California just got a lot closer to granting rights to gig workers.

Because they are independent contractors, gig workers — a wide-ranging category that includes rideshare drivers, nannies, and contract software engineers — don’t have the same legal rights as employees. They’re not entitled to a minimum wage, health-care benefits, or, in Philadelphia, paid sick days. If they die on the job, as food delivery courier Pablo Avendano did last year, their family isn’t eligible for workers’ compensation.

Labor advocates say many employers, including Uber, Lyft, and other on-demand platforms, purposely misclassify their workers to save money and relinquish responsibility.
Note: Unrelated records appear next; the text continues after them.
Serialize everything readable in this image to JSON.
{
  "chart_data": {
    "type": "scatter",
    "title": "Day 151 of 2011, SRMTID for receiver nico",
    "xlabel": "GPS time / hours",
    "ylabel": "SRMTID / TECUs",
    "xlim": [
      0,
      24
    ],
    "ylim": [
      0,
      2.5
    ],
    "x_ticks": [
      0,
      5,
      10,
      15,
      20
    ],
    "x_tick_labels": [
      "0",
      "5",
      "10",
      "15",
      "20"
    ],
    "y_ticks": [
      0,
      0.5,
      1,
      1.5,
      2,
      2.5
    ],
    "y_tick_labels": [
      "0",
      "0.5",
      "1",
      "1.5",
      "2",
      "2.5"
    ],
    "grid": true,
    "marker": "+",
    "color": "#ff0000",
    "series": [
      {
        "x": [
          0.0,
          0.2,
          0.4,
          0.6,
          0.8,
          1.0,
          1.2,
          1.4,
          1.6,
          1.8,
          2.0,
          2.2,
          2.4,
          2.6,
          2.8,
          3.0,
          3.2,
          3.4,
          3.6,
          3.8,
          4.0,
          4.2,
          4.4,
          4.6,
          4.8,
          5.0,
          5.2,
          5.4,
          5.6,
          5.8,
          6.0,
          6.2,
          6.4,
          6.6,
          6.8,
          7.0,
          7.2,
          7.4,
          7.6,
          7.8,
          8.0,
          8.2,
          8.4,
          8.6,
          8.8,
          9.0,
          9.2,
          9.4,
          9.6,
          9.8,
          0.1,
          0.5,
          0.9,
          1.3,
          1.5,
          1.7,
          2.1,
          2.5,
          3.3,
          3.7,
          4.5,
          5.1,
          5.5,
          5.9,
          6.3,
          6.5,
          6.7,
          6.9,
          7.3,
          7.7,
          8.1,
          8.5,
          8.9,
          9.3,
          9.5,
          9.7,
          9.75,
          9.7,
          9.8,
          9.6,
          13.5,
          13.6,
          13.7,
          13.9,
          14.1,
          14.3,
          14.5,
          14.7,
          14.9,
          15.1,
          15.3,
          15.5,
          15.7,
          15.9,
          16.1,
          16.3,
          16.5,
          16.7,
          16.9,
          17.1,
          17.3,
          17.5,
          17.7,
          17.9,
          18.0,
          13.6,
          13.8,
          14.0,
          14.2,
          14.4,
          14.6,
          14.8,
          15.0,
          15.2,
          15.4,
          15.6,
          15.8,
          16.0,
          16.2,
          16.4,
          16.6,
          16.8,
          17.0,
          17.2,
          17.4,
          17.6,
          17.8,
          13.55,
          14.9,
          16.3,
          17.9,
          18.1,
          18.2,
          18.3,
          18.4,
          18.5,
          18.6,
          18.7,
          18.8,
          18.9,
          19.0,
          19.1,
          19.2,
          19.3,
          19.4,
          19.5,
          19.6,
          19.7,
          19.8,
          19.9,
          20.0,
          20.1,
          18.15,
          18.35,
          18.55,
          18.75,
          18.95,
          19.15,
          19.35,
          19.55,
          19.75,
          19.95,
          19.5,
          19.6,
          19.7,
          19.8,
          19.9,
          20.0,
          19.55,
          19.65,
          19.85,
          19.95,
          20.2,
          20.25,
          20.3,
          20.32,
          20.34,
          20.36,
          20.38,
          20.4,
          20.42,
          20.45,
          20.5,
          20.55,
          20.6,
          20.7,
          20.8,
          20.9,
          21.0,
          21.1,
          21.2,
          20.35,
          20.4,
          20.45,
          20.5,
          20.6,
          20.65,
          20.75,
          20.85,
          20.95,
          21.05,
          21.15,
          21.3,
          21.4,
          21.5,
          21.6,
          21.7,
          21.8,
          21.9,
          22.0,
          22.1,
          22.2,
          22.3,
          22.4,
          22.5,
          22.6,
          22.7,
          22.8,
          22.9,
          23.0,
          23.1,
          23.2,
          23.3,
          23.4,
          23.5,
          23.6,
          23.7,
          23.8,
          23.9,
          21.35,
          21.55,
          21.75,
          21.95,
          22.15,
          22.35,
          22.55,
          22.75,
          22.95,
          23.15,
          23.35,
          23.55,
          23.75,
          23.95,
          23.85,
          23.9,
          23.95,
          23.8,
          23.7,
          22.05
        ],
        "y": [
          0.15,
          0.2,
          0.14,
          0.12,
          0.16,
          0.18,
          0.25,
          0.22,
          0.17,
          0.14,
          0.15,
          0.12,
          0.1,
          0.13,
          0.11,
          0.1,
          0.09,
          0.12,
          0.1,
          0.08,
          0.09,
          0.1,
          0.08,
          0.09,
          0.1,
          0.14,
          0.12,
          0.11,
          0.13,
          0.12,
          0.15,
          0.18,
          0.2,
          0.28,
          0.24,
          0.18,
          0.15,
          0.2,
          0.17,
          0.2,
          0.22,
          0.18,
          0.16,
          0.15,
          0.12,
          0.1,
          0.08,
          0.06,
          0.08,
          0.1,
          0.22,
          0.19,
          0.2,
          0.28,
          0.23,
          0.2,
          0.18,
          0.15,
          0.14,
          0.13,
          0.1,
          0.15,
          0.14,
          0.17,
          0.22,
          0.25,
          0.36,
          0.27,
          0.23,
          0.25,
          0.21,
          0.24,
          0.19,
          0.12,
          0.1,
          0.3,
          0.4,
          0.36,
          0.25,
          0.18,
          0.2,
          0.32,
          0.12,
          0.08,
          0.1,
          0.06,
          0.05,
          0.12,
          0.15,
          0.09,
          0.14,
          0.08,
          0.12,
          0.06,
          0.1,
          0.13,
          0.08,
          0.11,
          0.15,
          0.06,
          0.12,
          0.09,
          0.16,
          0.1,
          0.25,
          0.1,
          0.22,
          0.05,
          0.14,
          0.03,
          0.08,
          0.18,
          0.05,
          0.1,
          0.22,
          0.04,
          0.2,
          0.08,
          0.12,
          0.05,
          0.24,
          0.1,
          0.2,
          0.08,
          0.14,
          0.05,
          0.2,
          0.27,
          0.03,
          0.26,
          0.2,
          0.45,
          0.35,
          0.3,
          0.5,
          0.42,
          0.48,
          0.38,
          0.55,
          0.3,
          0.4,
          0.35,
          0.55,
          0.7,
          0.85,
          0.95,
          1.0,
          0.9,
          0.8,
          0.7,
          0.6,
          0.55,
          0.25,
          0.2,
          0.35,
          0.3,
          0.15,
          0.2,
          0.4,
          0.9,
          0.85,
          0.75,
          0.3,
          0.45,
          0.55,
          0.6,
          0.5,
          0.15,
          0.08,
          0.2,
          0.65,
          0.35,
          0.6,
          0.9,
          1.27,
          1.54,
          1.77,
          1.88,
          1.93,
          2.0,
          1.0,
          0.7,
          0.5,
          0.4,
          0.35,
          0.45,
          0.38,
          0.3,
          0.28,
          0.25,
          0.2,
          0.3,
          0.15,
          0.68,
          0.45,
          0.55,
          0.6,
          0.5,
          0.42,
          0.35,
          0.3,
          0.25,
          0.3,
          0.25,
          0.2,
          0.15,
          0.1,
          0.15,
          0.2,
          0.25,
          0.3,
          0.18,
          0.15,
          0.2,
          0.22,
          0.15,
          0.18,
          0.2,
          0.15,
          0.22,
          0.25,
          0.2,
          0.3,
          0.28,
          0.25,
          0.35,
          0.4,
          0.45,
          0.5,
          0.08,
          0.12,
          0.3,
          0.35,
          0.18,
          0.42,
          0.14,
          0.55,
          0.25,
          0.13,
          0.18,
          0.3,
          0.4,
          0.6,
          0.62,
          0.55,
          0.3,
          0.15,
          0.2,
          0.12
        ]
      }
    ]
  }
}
That’s why a California bill passed Wednesday in the state Assembly seeks to make it harder to classify workers as independent contractors. It builds on a California Supreme Court decision from May 2018.

If the bill becomes law, on-demand tech companies are expected to challenge it in court, as they have built their businesses on the independent-contractor model. The law also is opposed by small-business groups, which say it would crush business to classify certain workers as employees. And some independent contractors say they’re already feeling the brunt of the California Supreme Court decision, which has led some news outlets to stop commissioning freelancers because they fear breaking the law.

Philadelphia, for its part, is watching California closely.

The city, which has emerged as a leader in worker protection laws, is in the early stages of exploring a package of gig worker bills, Deputy Mayor for Labor Rich Lazer said at a gig worker organizing conference in March.

On Thursday, Lazer said his office gets many complaints about misclassification, and it’s not just from those working for on-demand tech companies. It’s a big problem in the construction industry, too, he said.

Rick Grimaldi, a labor lawyer with Fisher Phillips who represents employers, said the California bill shouldn’t be a problem for traditional businesses, which, he said, usually classify independent contractors properly. Uber and Lyft, though, are still navigating the complexities of their workforce, which means this law likely would have a bigger impact on them, he said.

“You’ve got a situation where gig economy businesses have created a disruption and nobody’s caught up yet,” he said.

The law is another example of local governments across the country looking for ways to fight poverty through worker legislation: minimum wage, Fair Workweek scheduling for service workers, and “just-cause” firing protection.

But it’s even more significant because this is new territory. Local governments haven’t figured out how to serve gig workers. There have been some industry-specific laws, such as New York’s temporary cap on ride-share vehicles (which lessens competition for fares) and minimum wage for drivers. But cities and states have yet to take on gig worker protections as a whole.

Some states, such as Texas, have even weakened protections for gig workers — ensuring they would be classified as independent contractors, not employees — after lobbying from tech companies.

Grimaldi said municipalities might also like that a bill such as California’s would allow them to collect more payroll taxes.